The new fire engine, a 2020 pumper from Fort Collins-based SVI Trucks, isn’t likely to be as busy, at least for now. The engine, which had a price tag of about $600,000, will be based out of the new Station 6, which opened in October on 20th Street off U.S. 34. Maloney estimated the lifespan of an engine to be about half that of ladder trucks, serving a useful life for about 10 years instead of 20. Typically, when replacing engines, the department would take the old equipment off the old engine and transfer it to the new engine. Because the engine was an addition to the department and not a replacement, there was an added cost of about $140,000 worth of equipment to add to the truck.

Maloney said the department had been working to take ownership of the truck for about 18-20 months. The process required designing the truck, which Maloney described as “semi-custom,” having it built and finalizing the paperwork to take ownership. Though the basics on the engine are pretty standard, such as the chassis and drivetrain, specifics like equipment compartments, hose beds, internal driver controls and seating for firefighting can be customized to the department’s needs.

The new engine can carry up to 500 gallons of water and pump as much as 1,500 gallons per minute. A unique feature compared to other engines owned by the department is a highly visible water level indicator, so the engineer can see how much water is left in the truck from a distance.

The engine carries at least one paramedic every day and includes space to carry all the necessary equipment for medical services, including medications, a cardiac monitor, pediatric supplies and trauma supplies. The new engine is set up to deliver advanced life support. Maloney said the department was able to save some money by not including a big electrical generator for emergency lighting. Because the lights on the new engine are LEDs, they have a low power draw that can be handled by the truck’s alternator.

“We’ve carried generators on trucks for decades,” Maloney said. “So that was a big cost savings for as, as well as a big space savings.”

Another feature adds a bit of safety to the engine’s operations, with a backup camera, as well as cameras on both side mirrors of the truck. Though a spotter will still help guide the driver, the cameras were not very expensive and help the driver see what are otherwise blind spots.

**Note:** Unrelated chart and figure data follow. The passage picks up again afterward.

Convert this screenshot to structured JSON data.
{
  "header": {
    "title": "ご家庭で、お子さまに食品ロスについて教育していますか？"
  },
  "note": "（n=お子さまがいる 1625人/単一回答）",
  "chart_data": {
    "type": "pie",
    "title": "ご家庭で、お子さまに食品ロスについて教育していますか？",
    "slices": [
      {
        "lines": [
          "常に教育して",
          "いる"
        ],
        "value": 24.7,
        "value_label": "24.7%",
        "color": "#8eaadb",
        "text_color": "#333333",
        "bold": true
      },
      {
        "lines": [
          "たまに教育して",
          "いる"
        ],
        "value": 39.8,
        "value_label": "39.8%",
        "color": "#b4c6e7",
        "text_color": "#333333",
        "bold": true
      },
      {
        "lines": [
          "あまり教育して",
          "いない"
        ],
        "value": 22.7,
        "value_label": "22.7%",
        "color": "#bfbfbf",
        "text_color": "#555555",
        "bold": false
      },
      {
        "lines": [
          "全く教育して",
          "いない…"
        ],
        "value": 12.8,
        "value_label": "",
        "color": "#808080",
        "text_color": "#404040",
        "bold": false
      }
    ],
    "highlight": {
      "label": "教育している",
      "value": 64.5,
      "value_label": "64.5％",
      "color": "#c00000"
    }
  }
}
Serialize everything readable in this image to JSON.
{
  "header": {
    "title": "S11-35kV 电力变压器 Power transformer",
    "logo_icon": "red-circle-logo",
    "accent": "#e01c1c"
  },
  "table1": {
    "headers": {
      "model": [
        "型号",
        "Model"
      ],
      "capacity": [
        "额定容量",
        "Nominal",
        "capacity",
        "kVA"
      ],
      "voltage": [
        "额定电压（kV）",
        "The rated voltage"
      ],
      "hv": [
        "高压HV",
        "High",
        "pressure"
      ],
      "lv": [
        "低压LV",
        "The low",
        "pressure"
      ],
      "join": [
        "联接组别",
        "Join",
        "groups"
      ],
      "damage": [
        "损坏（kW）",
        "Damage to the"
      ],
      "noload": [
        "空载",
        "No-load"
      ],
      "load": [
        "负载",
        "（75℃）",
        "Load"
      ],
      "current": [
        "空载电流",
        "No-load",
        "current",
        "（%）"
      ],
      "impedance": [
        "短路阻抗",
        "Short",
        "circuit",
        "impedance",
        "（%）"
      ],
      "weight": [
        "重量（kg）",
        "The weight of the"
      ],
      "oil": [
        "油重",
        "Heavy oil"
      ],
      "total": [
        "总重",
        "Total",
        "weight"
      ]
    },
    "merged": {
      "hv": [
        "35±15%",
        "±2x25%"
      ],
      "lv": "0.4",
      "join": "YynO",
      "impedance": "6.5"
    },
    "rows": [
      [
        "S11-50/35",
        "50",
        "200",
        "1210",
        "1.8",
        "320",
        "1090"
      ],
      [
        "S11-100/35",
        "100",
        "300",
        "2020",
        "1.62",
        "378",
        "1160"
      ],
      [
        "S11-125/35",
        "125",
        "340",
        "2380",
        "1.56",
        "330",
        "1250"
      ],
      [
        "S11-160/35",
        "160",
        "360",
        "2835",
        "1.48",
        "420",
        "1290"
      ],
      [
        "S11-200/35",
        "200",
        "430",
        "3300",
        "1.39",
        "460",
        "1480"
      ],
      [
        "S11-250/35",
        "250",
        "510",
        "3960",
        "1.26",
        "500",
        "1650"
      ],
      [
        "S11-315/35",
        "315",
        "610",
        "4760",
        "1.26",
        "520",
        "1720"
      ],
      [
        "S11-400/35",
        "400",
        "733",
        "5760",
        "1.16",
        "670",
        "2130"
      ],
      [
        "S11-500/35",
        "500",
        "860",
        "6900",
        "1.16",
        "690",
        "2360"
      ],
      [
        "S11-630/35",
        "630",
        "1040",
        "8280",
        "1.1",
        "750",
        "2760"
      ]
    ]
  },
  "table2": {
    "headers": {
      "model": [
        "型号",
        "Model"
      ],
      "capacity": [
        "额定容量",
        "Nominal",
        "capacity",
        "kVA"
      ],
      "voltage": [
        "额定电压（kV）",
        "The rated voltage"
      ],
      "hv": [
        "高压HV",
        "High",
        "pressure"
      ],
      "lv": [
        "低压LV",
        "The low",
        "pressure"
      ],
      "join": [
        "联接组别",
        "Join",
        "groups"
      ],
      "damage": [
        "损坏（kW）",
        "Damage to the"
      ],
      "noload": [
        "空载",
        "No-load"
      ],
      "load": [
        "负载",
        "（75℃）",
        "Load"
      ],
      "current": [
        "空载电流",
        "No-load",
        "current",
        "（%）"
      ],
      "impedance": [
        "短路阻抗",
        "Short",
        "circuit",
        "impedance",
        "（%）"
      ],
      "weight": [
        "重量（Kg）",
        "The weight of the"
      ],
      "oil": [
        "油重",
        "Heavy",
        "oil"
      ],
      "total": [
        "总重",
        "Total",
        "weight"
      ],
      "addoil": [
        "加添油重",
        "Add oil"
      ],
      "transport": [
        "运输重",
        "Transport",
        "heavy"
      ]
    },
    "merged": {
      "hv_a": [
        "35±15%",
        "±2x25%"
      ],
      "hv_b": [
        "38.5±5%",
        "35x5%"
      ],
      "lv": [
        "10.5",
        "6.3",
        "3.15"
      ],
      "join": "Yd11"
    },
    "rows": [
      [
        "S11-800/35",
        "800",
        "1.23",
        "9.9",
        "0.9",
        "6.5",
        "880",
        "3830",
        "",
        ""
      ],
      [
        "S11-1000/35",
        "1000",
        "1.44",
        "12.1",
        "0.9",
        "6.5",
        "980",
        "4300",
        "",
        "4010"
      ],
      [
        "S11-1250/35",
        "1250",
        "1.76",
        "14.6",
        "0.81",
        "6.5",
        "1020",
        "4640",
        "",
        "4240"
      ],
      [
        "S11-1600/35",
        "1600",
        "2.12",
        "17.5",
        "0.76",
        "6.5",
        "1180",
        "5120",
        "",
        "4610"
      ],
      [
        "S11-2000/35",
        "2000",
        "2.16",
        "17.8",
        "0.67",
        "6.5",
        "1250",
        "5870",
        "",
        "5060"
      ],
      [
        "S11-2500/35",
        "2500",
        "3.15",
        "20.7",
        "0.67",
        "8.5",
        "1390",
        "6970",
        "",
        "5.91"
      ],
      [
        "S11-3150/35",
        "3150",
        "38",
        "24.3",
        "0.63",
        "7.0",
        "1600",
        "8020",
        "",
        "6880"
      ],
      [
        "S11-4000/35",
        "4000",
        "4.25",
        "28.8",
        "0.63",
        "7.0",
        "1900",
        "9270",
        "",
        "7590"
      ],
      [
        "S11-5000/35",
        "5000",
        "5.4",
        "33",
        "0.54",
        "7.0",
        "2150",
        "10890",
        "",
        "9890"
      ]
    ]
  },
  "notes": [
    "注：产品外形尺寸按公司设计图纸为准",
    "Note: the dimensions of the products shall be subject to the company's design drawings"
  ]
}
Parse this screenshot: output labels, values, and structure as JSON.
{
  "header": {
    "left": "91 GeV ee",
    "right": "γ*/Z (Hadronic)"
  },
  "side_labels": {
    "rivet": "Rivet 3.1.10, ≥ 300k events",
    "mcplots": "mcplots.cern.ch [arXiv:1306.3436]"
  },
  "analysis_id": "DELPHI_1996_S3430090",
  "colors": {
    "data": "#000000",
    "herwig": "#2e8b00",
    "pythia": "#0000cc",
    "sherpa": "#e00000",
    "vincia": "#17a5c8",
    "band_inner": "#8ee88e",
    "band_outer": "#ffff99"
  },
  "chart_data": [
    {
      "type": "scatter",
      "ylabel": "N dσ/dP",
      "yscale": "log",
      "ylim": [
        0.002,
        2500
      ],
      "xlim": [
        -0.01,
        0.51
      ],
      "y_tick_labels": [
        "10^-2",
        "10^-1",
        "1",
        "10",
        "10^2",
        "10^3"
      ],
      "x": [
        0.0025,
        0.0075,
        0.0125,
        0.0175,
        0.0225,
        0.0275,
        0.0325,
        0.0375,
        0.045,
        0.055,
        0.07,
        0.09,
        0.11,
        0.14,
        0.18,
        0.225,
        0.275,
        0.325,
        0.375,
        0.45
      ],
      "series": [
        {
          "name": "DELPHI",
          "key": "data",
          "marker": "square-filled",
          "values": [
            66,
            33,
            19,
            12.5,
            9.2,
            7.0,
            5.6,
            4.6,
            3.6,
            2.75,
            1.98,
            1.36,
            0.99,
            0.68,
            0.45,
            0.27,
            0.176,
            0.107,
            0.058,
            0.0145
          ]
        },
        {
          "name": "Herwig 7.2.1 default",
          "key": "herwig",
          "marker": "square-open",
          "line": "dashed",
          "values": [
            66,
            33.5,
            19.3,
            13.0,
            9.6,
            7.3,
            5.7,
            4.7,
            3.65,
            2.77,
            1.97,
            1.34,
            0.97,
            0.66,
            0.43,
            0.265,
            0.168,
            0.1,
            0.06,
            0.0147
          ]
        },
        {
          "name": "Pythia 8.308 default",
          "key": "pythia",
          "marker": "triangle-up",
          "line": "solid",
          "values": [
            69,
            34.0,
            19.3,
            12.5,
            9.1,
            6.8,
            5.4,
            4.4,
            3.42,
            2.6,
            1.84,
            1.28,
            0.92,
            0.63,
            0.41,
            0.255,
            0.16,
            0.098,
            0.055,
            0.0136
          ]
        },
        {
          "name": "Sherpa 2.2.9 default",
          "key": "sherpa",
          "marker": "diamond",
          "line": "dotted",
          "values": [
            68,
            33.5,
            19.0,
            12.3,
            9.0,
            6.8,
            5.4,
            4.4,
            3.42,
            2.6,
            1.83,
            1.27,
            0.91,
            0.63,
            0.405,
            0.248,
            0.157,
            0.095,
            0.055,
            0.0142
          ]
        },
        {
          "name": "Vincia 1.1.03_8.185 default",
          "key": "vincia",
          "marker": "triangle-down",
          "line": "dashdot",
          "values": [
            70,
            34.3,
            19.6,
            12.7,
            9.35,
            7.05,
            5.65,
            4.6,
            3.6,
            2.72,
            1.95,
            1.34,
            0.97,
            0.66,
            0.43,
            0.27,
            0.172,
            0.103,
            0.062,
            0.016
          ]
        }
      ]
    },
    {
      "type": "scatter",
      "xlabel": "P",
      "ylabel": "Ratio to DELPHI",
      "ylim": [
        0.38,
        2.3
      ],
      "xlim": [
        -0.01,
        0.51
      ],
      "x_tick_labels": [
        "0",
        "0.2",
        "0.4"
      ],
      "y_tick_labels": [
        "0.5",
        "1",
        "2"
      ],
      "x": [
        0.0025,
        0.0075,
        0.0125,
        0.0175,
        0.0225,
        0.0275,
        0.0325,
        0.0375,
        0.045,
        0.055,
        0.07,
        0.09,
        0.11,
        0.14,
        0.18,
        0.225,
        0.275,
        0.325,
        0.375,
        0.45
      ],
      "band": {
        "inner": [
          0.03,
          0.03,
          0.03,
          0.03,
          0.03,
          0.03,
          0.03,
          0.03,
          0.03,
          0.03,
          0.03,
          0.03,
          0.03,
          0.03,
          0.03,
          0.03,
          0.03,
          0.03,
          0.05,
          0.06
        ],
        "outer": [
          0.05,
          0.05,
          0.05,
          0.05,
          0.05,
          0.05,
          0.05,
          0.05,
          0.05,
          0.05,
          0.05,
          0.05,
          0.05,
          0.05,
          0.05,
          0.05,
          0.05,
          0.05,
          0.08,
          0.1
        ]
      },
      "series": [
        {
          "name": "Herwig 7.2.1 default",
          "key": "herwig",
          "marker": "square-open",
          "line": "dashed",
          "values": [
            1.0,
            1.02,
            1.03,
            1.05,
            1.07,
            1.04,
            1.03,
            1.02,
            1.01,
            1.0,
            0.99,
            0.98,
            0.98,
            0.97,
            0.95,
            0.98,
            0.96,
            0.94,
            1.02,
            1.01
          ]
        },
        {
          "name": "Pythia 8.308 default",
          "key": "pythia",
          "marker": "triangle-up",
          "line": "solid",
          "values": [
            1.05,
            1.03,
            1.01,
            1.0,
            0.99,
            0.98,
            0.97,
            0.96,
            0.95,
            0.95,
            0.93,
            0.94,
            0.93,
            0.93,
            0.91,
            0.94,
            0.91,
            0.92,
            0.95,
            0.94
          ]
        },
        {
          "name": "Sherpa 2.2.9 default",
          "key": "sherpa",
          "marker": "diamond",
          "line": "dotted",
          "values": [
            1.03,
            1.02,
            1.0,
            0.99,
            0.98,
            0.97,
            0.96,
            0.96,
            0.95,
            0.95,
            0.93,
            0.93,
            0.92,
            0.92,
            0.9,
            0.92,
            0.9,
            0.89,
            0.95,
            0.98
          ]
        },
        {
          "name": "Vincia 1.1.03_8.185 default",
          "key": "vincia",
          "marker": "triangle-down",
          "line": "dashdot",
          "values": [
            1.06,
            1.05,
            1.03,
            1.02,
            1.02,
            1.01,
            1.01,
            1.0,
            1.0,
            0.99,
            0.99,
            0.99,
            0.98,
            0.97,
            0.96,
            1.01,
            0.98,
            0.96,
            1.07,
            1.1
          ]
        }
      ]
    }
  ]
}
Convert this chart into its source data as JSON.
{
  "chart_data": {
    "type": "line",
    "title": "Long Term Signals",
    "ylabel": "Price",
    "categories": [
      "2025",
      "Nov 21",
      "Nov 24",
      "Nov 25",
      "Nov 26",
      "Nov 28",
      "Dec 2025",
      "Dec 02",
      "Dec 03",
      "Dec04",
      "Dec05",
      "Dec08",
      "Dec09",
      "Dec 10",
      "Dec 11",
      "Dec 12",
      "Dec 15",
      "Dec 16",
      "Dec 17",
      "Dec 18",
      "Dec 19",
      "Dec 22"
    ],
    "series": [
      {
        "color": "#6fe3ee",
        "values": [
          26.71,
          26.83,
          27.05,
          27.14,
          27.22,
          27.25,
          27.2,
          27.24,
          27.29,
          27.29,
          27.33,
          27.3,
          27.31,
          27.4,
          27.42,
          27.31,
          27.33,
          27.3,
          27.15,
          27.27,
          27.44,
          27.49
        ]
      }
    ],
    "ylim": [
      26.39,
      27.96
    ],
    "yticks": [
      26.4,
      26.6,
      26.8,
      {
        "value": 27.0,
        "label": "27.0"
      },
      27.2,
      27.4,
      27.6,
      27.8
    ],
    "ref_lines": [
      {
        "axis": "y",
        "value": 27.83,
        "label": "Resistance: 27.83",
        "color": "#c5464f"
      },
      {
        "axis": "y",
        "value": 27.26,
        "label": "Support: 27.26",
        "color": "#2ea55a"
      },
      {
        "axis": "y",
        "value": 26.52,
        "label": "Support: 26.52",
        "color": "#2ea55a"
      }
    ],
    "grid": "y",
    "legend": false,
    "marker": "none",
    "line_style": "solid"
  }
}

Maloney said Engine 6 was the final truck in a six-truck contract with SVI Trucks. For the next engine they purchase, they’ll hold a competitive bid process for fire truck manufacturers. Though the department has built a great relationship with SVI over the past 50-60 years, Maloney said, the department will have to consider factors in the bid process including price, quality, service and warranty work.

While the vehicles are new, the department gets as much maintenance work done through the warranties of builders as it can. After warranties expire, a mechanic in the city of Greeley’s Fleet Services is dedicated to keeping the department’s trucks on the road.

Maloney said the department appreciates the city’s support of the department to acquire and maintain such an updated, modern fleet.

“It allows us to be effective and safe doing our job,” Maloney said. “We want to extend our thanks that we are well-funded with our fire trucks, and we have safe, effective vehicles for our guys to operate out of.”